Maybe we will eventually become the kind of animal that can just get on and do what needs to be done without jealousy or taking unfair advantage, but it will take a long time to undo the damage done by the abusive parent that is capitalism, and I think we may have to have a transitional recovery period, comrades, before every human being feels safe simply because what human beings do is look out for each other with no strictures necessary.
And that's why I'm trying to look at this in ways that are constrained by ideals, but not ideology. Because, frankly, I think ideology is part of the problem. I have massive respect for the content-providing Marxists here. Too much respect to litter your theory discussions with my under-read witterings. But I do read them. I am in awe of your massively well-stocked brains. But I don't think it's accessible, and I'm not convinced it's doable.
Which is why I'm trying to have a plain language brainstorm, in much the same way as we would look at a huge mess of a problem in medicine and work out the steps needed to solve it. Doctors won't always step back from what may be doing harm. The only evidence for using drips for shock due to blood loss after trauma (leaky blood-loss from stabbing or bullets, internal bleeding from bruising in a car crash) is that it kills people quicker.
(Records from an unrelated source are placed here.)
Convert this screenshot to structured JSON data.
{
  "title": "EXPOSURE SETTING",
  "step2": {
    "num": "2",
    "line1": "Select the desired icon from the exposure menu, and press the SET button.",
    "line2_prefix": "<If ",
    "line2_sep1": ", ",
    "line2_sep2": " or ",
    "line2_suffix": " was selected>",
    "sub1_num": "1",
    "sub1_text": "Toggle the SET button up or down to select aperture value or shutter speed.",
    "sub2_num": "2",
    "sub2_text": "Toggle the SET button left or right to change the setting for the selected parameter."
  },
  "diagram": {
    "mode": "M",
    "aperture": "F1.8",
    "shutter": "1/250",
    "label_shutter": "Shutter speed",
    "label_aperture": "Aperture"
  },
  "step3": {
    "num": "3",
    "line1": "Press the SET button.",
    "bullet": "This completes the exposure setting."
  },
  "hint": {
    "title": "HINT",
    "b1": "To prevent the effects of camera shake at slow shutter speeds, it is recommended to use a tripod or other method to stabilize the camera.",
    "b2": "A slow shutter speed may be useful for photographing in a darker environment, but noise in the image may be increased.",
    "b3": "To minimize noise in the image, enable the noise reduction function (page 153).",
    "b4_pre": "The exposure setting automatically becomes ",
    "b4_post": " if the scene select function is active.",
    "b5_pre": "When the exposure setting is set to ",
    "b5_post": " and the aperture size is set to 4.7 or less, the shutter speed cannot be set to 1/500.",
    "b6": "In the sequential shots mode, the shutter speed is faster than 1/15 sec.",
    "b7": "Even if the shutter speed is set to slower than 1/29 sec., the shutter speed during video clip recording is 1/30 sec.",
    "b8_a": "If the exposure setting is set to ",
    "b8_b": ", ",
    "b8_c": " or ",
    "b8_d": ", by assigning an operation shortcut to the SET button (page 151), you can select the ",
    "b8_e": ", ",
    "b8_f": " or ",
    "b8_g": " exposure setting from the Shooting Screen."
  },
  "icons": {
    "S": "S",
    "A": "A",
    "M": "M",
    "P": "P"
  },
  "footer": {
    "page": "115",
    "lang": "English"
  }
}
But it's weak evidence, and paramedics wrecked the very expensive trial DH set up to try and find out for the very best of reasons - because they could not bring themselves not to do what they had always done because it saved lives.
Part of my job is working out how to coax doctors into admitting that what was in their textbooks 40 years ago, or their prof's preferred approach in training, might not be the best we can do now. You can't always answer the right question first, because no one is willing to help you find the right answer. So you design a series of trials which will slowly persuade them to be responsible and find out whether what they do does more good than harm before they just do it routinely because it seems to make sense.
Eminence-based medicine is the capitalism of the evidence-based medicine revolution of the 1980s. And most doctors still hate us.
So, for me, revolution is a process. I don't mean reformism - I mean a conscious, calculated process to coax scared, damaged people into a more rationally organised world. When they feel safe, then they will work out how to feel safer.
I don't disagree with your endpoint. I just want to know the best way to get there before we set off. Because that is who I am.